My understanding of our biological attunement to the natural world as both restorative and energizing is rooted in the idea that nature provides the perfect balance of pattern/repetition and information/complexity. City environments are often imbalanced, with an overload of implicit and explicit information alongside extreme repetition or chaotic visual noise. Approaching the natural world as information sets helps me understand why staying connected to the natural world is so important to living well in urban environments.
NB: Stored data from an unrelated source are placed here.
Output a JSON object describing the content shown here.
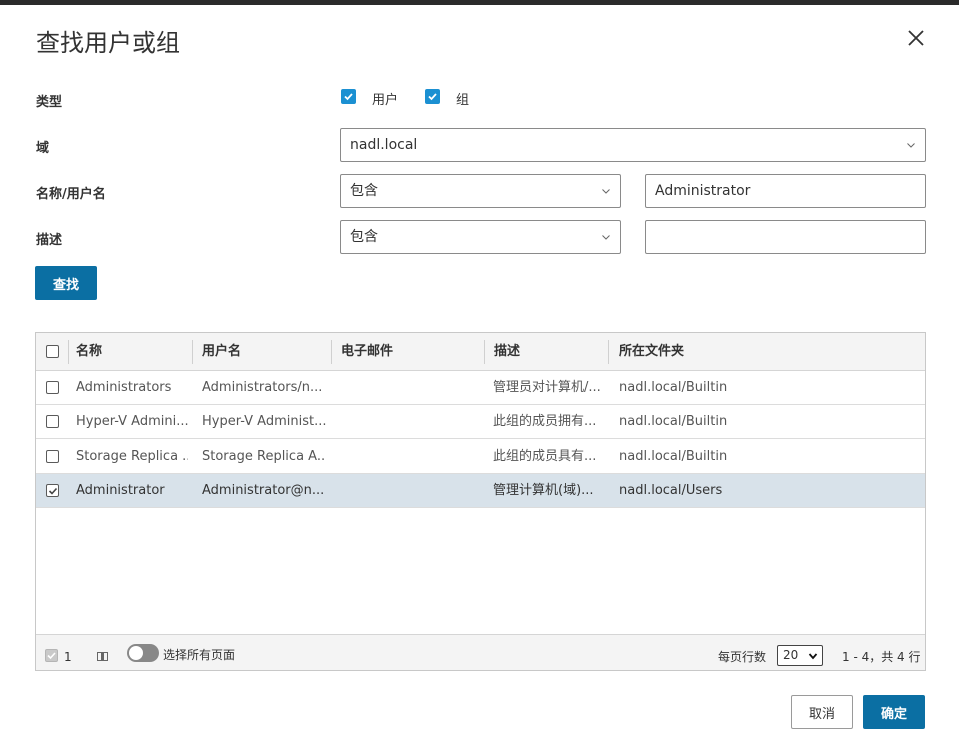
{
  "dialog": {
    "title": "查找用户或组"
  },
  "form": {
    "type_label": "类型",
    "type_options": [
      {
        "label": "用户",
        "checked": true
      },
      {
        "label": "组",
        "checked": true
      }
    ],
    "domain_label": "域",
    "domain_value": "nadl.local",
    "name_label": "名称/用户名",
    "name_operator": "包含",
    "name_value": "Administrator",
    "desc_label": "描述",
    "desc_operator": "包含",
    "desc_value": "",
    "find_button": "查找"
  },
  "table": {
    "columns": [
      "名称",
      "用户名",
      "电子邮件",
      "描述",
      "所在文件夹"
    ],
    "rows": [
      {
        "name": "Administrators",
        "username": "Administrators/n...",
        "email": "",
        "description": "管理员对计算机/...",
        "folder": "nadl.local/Builtin",
        "checked": false
      },
      {
        "name": "Hyper-V Admini...",
        "username": "Hyper-V Administ...",
        "email": "",
        "description": "此组的成员拥有...",
        "folder": "nadl.local/Builtin",
        "checked": false
      },
      {
        "name": "Storage Replica ...",
        "username": "Storage Replica A...",
        "email": "",
        "description": "此组的成员具有...",
        "folder": "nadl.local/Builtin",
        "checked": false
      },
      {
        "name": "Administrator",
        "username": "Administrator@n...",
        "email": "",
        "description": "管理计算机(域)...",
        "folder": "nadl.local/Users",
        "checked": true
      }
    ]
  },
  "footer": {
    "selected_count": "1",
    "select_all_pages": "选择所有页面",
    "rows_per_page_label": "每页行数",
    "rows_per_page": "20",
    "range": "1 - 4，共 4 行"
  },
  "actions": {
    "cancel": "取消",
    "ok": "确定"
  },
  "colors": {
    "primary": "#0b6fa3",
    "checkbox_blue": "#1b90d2",
    "selected_row": "#d8e2ea"
  }
}
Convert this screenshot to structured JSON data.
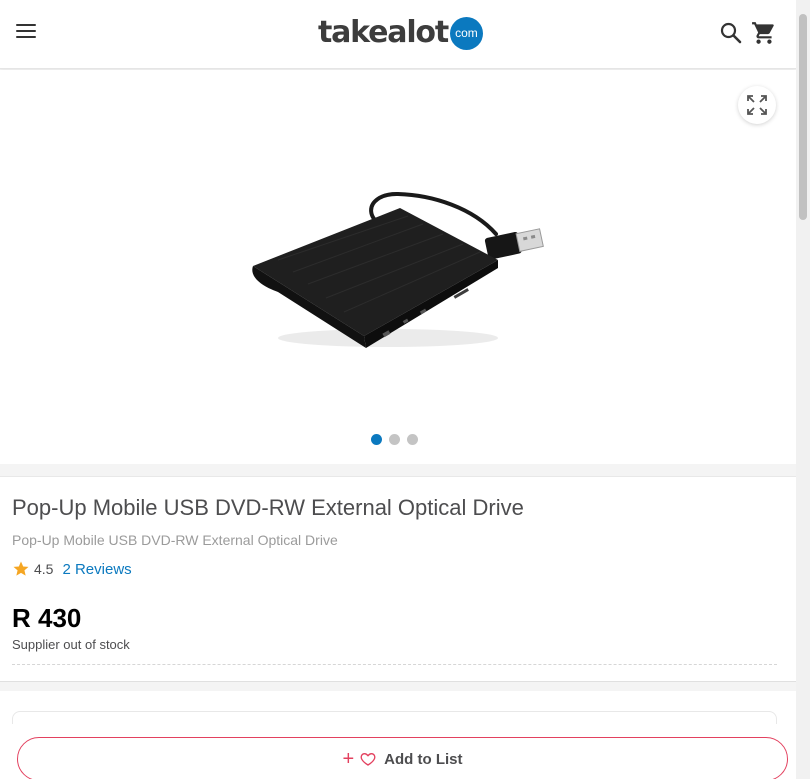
{
  "header": {
    "menu_icon": "hamburger-menu-icon",
    "logo_text": "takealot",
    "logo_badge": "com",
    "search_icon": "search-icon",
    "cart_icon": "cart-icon"
  },
  "gallery": {
    "expand_icon": "fullscreen-expand-icon",
    "image_description_icon": "product-image",
    "dots": [
      {
        "active": true
      },
      {
        "active": false
      },
      {
        "active": false
      }
    ],
    "active_dot_color": "#0b79bf"
  },
  "product": {
    "title": "Pop-Up Mobile USB DVD-RW External Optical Drive",
    "subtitle": "Pop-Up Mobile USB DVD-RW External Optical Drive",
    "rating": "4.5",
    "reviews_label": "2 Reviews",
    "price": "R 430",
    "stock_status": "Supplier out of stock"
  },
  "actions": {
    "add_to_list_plus": "+",
    "add_to_list_label": "Add to List",
    "accent_color": "#e3415f"
  }
}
My eyes have a habit of finding patterns in multitudes. The repeated patterns of nature — found in leaves, pine cones, ferns, burrs — hold my fascination. So do the massive redundancies of modern industrial life, conjuring images of large piles of batteries, or light bulbs, or tires. There’s a strange paradox to these mounds; on the one hand each unit’s individuality is rendered anonymous, and yet, if you look closely enough, one soon realizes that each unit is, however slightly, unique. At the same time, each individual piece does give up its singularity to the collective aesthetic that derives its power from numbers. 
— Annie Asebrook
Hancock:Asebrook CGG submission.005.jpeg
Hancock:Asebrook CGG submission.003.jpeg

We are approaching weekly installations as inductive explorations in re-framing or re-presenting natural elements in public urban spaces. Each installation is a new opportunity to collect and name natural elements, edit segments for arbitrary discontinuity from nature’s continuity, identify possible new contexts and discover compositions in new geometries and interactions.

We make new discoveries with each installation and hope others who encounter the work will also enjoy a moment of surprise and delight, beauty and humor.

 In using natural materials and public spaces, these installations are ephemeral experiences that disappear with natural forces and elements making an entirely sustainable art making system.